Witnesses told news agencies that security forces were opening fire indiscriminately, even at aid workers, and they used grenades to clear street barricades set up by demonstrators.

Military jets have also launched air strikes on a village in territory controlled by an armed guerilla group, Reuters reports. The strikes killed at least two people.

Thousands of people have fled across the border from Myanmar into Thailand following this weekend’s violence, according to CBS News. Thailand’s Prime Minister Prayuth Chan-ocha said that the government is preparing for a potential flood of refugees from Myanmar.

UN Special Adviser on the Prevention of Genocide Alice Wairimu Nderitu and UN High Commissioner for Human Rights Michelle Bachelet said that “the shameful, cowardly, brutal actions of the military and police—who have been filmed shooting at protesters as they flee, and who have not even spared young children—must be halted immediately.” So far, 35 children have been killed by security forces since the coup.
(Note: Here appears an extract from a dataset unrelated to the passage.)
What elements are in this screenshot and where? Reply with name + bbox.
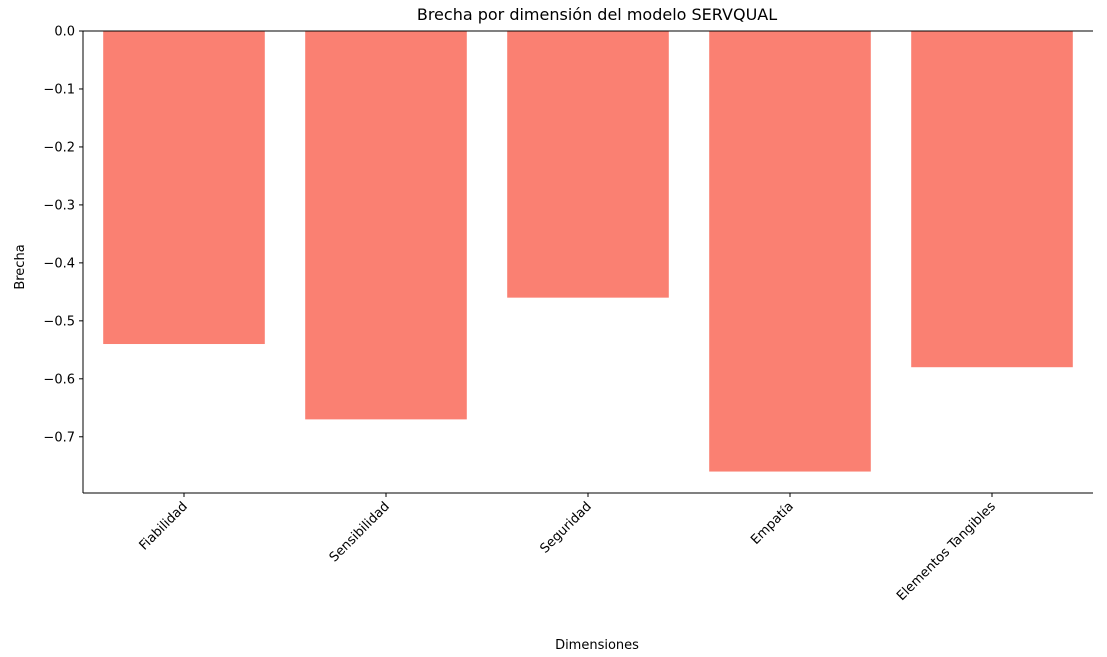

The United Nations Security Council is likely to hold closed consultations on the escalating situation in Myanmar, although specific actions the council may take remain uncertain.

The United States announced a complete suspension of trade with Myanmar until a democratically elected government is restored.

“The United States strongly condemns the Burmese security forces' brutal violence against civilians," according to a statement from U.S. Trade Representative Katherine Tai. "The killing of peaceful protestors, students, workers, labor leaders, medics, and children has shocked the conscience of the international community. These actions are a direct assault on the country's transition to democracy and the efforts of the Burmese people to achieve a peaceful and prosperous future.”